PORT-OF-SPAIN, Trinidad (CNS) — A move toward local missionaries after the Second Vatican Council has transformed into consecrated laypeople serving territories within the Caribbean region.
The change did not happen without bumps in the road.
“It was easy to accept and open up to us,” said Jennifer Jennings, a member of the Living Water Community, “because we spoke and looked more like them. But, it was not so much race as it was missionaries who were laypeople in jeans, T-shirts, crosses ’round necks.”
Living Water Community was among the first of the new ecclesial movements in the Anglophone Caribbean to begin sending consecrated laypeople from their Trinidad base to other territories. The 600-member community currently operates resident missions in Barbados, St. Lucia and Dominica. The community began in Dominica just after Hurricane Maria struck in 2017, when Living Water sent relief and rebuilding teams.
The Antilles region has been mission territory for more than 500 years but, until the late 1960s, missionaries came from outside the Caribbean.
After the Second Vatican Council, “there was a drive toward ‘local,'” said Bishop Gabriel Malzaire of Roseau, Dominica.

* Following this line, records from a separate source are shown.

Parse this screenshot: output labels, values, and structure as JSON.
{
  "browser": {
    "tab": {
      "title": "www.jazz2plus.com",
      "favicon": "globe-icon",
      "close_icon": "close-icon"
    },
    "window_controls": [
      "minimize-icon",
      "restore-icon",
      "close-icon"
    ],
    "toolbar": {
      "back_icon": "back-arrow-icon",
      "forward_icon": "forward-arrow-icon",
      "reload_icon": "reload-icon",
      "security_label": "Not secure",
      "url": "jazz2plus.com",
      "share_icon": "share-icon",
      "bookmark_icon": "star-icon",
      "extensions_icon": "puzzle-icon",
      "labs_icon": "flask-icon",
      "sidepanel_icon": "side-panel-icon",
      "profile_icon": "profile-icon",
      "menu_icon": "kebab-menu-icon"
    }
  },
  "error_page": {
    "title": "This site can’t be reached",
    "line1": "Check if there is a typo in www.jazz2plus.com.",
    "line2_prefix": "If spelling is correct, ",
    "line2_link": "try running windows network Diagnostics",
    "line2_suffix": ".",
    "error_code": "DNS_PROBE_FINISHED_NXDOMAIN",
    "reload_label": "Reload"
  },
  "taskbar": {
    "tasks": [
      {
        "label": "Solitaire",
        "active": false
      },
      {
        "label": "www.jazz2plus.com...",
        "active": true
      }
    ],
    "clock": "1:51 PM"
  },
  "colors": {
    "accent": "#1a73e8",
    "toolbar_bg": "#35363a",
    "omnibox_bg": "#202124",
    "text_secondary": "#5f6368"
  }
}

“Having grown in a very foreign church with foreign leadership, people’s image of God was foreign. Therefore, any kind of movement that happened within the church, happened with great effort,” he said.
The former lecturer in mission studies at the Regional Seminary of St. John Vianney and the Uganda Martyrs in Trinidad and Tobago cited the struggles within his own island of origin, St. Lucia, when churches commissioned island-inspired murals on their interior and exterior walls during the 1970s and ’80s.

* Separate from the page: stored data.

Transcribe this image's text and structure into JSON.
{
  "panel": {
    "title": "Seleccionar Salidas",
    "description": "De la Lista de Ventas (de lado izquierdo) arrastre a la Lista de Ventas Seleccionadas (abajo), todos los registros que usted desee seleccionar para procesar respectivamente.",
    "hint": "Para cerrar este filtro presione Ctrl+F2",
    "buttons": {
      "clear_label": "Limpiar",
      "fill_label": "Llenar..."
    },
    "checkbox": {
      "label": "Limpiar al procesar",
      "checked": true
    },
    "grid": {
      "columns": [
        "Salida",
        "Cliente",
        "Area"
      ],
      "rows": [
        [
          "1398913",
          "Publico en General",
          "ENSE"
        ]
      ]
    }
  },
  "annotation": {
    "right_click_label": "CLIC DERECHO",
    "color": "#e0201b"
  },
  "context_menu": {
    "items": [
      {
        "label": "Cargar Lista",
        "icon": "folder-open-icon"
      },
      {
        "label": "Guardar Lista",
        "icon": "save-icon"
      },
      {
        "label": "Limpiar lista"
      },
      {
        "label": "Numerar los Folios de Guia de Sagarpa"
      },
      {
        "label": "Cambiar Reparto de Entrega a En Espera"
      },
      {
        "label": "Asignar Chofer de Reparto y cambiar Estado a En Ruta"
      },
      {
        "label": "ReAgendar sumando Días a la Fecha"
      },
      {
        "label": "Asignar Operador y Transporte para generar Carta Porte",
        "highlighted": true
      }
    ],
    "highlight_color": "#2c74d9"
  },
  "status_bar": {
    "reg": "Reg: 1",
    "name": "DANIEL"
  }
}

“We started painting murals in St. Lucia by Dunstan St. Omer (that featured) black figures — a black Jesus and black Virgin Mary. It took some time to accept those things. Eventually, people came round to seeing value in themselves,” the bishop said.

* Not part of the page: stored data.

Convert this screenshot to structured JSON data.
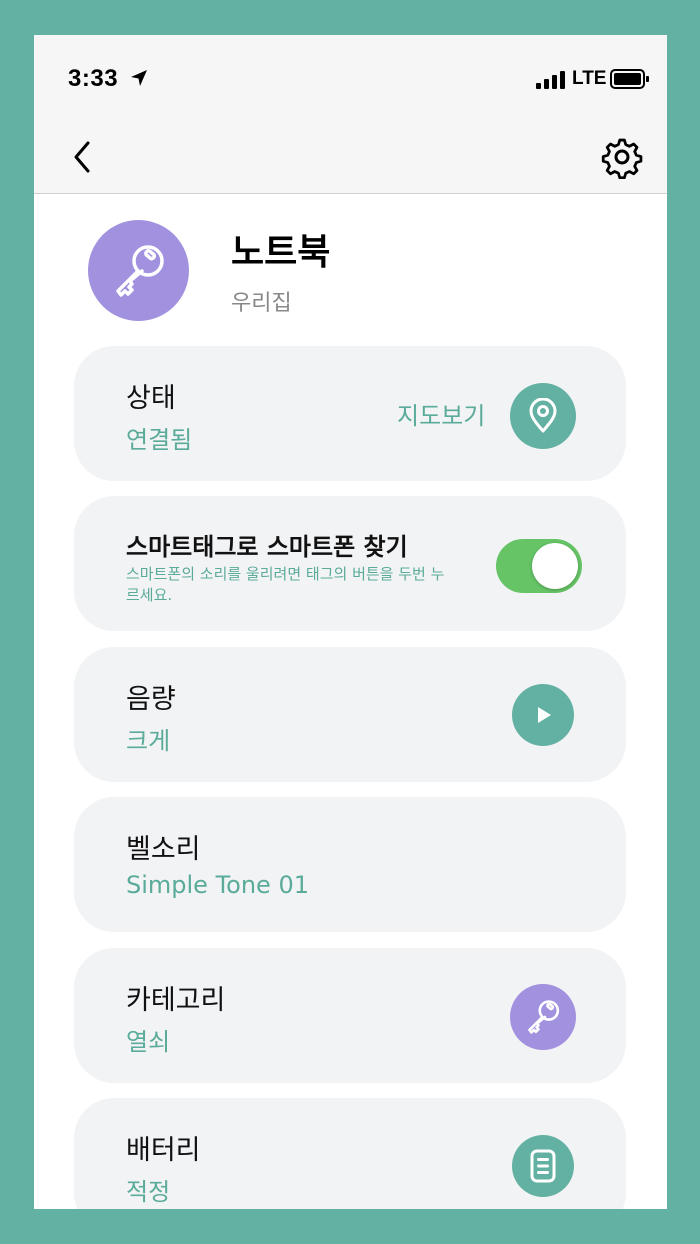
{
  "status": {
    "time": "3:33",
    "network": "LTE"
  },
  "device": {
    "name": "노트북",
    "location": "우리집"
  },
  "cards": {
    "state": {
      "title": "상태",
      "value": "연결됨",
      "map_label": "지도보기"
    },
    "find_phone": {
      "title": "스마트태그로 스마트폰 찾기",
      "description": "스마트폰의 소리를 울리려면 태그의 버튼을 두번 누르세요.",
      "enabled": true
    },
    "volume": {
      "title": "음량",
      "value": "크게"
    },
    "ringtone": {
      "title": "벨소리",
      "value": "Simple Tone 01"
    },
    "category": {
      "title": "카테고리",
      "value": "열쇠"
    },
    "battery": {
      "title": "배터리",
      "value": "적정"
    }
  },
  "colors": {
    "background": "#63b1a2",
    "accent_teal": "#63b1a2",
    "accent_purple": "#a191de",
    "toggle_on": "#66c466",
    "card_bg": "#f2f3f5"
  },
  "icons": {
    "device": "key-icon",
    "map": "location-pin-icon",
    "play": "play-icon",
    "category": "key-icon",
    "battery": "battery-icon"
  }
}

“With the Black Power Movement (in the 1970s), there surfaced a greater awareness in the people of their identity,” he added.
The “evolution of black clergy,” too, fueled that consciousness.
“I was ordained in 1985, and my year group was the biggest year group to be ordained,” Bishop Malzaire recalled. “The thirst for localness began to grow.”
Father Mikkel Trestrail, co-founder of the Companions of the Transfigured Christ, said his lay ecclesial community was also embraced on the Dutch island of Curacao. Initially the Companions was an all-male community that included three lay consecrated brothers. Now, the 22-member network in Trinidad and Curacao includes five women and one priest; Father Trestrail was ordained in September.
The priest said people in Curacao were intrigued by consecrated laypeople. “It was new, they were not accustomed to lay consecrated life.”
Because of their small numbers, establishing a resident community is not yet possible, but Companions does “psycho-social work with groups and individuals,” said Father Trestrail. In Curacao, outreach to couples and families is aided by Curacaon members, technology and Trinidad members’ regular visits to the territory.
Jennings admitted “It took a while for (people) to understand our life … that we couldn’t date.”
But it’s also important for the missionary to understand the environment in which they serve, she said.
Nineteen territories comprise the Antilles Episcopal Conference’s pastoral area, with an average population of just over 44 million, each with very different cultures and ethnicities.
“Each island has their own culture; the church has its own dynamic,” said Jennings. Reared in both Jamaica and Trinidad, she added, “You can’t go with any preconceived ideas of taking our culture. You have to be able to go into a territory, be ready to go into a culture and participate.”
It’s all about service, said Bishop Malzaire.
“For things to flourish, the whole spirituality that surrounds service to the church, service to the kingdom of God, is paramount,” he said.
Citing Living Water’s ministry in Dominica, which ranges from conducting eucharistic services to working in a soup kitchen, he said: “When we approach ministry in that manner, we cannot lose. It says something about the formation of the laity, which is a right the laity has. And educates the laity on the faith, which is a right.”
Bishop Malzaire noted that “co-responsibility” is “one of the ideas that is being pressed” by Pope Francis.
Therefore, it is important for the church to prepare its clergy to cooperate with laity.
Deborah de Rosia, director of the Pontifical Mission Societies in the Archdiocese of Port of Spain, said the universal focus on mission is timely. In a July interview with a local news network, she said it was time to wake “the sleeping giant.”
“Many of our Catholics have become dwarves,” said de Rosia, who also heads the Eternal Light Community, a new ecclesial movement that operates a mission in the fishing village of Delaford, about 45 minutes northeast of Scarborough, along Tobago’s east coast.
“It is time for our Catholics to grow up and become the giants that come alive in the church. We have to get into the trenches, we have to make Christ known; there is no other way.”